Market Cap vs Fully Diluted Value 

For example, if there is a circulating supply of 10,000 tokens of ABC cryptocurrency, and each has a value of $1, then the market cap for this cryptocurrency is $10,000.

However, there may be more tokens coming into existence in the future. For example, coins or tokens are held back from public sale for later release by their creators in order to fund development or marketing initiatives. In these cases, it may be useful to think about what would happen if all those coins were released into circulation simultaneously at the current market price. This gives an indication of what your price would be per share/token if you bought today and all else remained unchanged. Every cryptocurrency project announces its maximum supply in its initial stages and the time frame to achieve it. 

If ABC cryptocurrency has a maximum supply of 1 million tokens, its FDV will be $1 million. 

The concept of FDV can be applied to traditional trading or stock markets as well. 

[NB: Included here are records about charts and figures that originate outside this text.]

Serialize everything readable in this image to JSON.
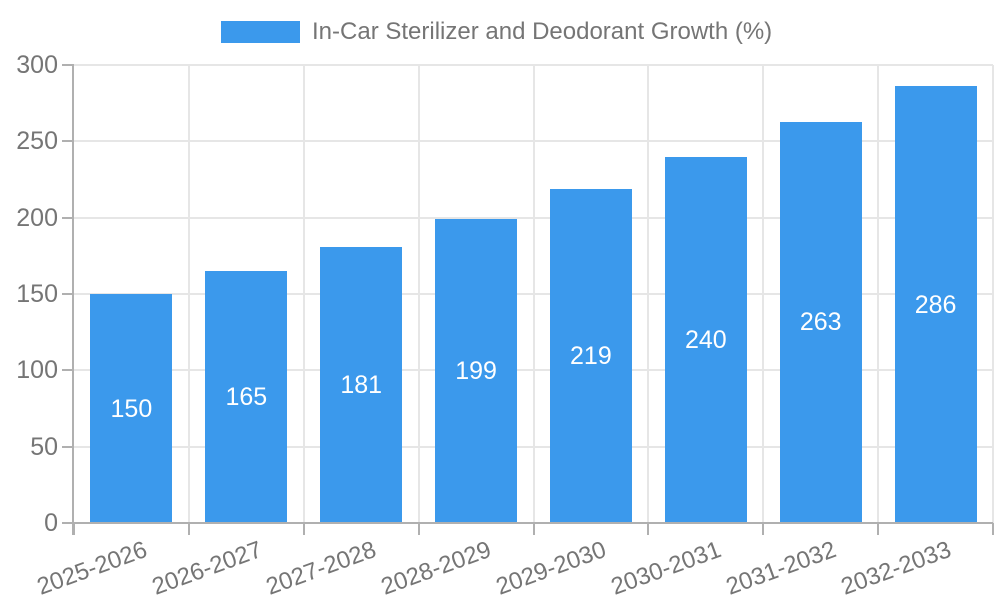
{
  "chart_data": {
    "type": "bar",
    "title": "In-Car Sterilizer and Deodorant Growth (%)",
    "xlabel": "",
    "ylabel": "",
    "categories": [
      "2025-2026",
      "2026-2027",
      "2027-2028",
      "2028-2029",
      "2029-2030",
      "2030-2031",
      "2031-2032",
      "2032-2033"
    ],
    "values": [
      150,
      165,
      181,
      199,
      219,
      240,
      263,
      286
    ],
    "value_labels": [
      "150",
      "165",
      "181",
      "199",
      "219",
      "240",
      "263",
      "286"
    ],
    "ylim": [
      0,
      300
    ],
    "yticks": [
      0,
      50,
      100,
      150,
      200,
      250,
      300
    ],
    "ytick_labels": [
      "0",
      "50",
      "100",
      "150",
      "200",
      "250",
      "300"
    ],
    "grid": "on",
    "legend_position": "top",
    "colors": {
      "bar": "#3b99ec",
      "grid": "#e6e6e6",
      "axis_line": "#b0b0b0",
      "axis_text": "#757575",
      "value_text": "#ffffff",
      "background": "#ffffff"
    }
  }
}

The fully diluted value of the company is the amount you would pay if you bought all outstanding stock, plus all stock that could potentially be issued, such as options and convertible debt. Fully diluted value is important for investors to know because it gives them a complete picture of the future of the company. This can help them assess whether the investment is favorable.

Options and convertible debt are two sources of stocks that affect fully diluted value. Options are contracts that give the holder the right to purchase shares at a set price in the future. If you factor in all options as current stock, then you get the fully diluted value of the company. Convertible debt is a type of loan that allows debt holders to convert their loans into shares in the company at a set price.

If you calculate a fully diluted value without including these two sources, you could underestimate the investment cost and make poor investment decisions. For example, if your initial estimate of a company’s value was $100 million, but it had $50 million worth of options outstanding and $30 million worth of convertible debt, your actual cost would come out as $180 million — 80% more than your initial estimate.

Whether or not FDV is a strong metric to be taken into consideration is still a debate. Some investors see it as a powerful metric while others call it a misleading concept when it comes to cryptocurrency investment.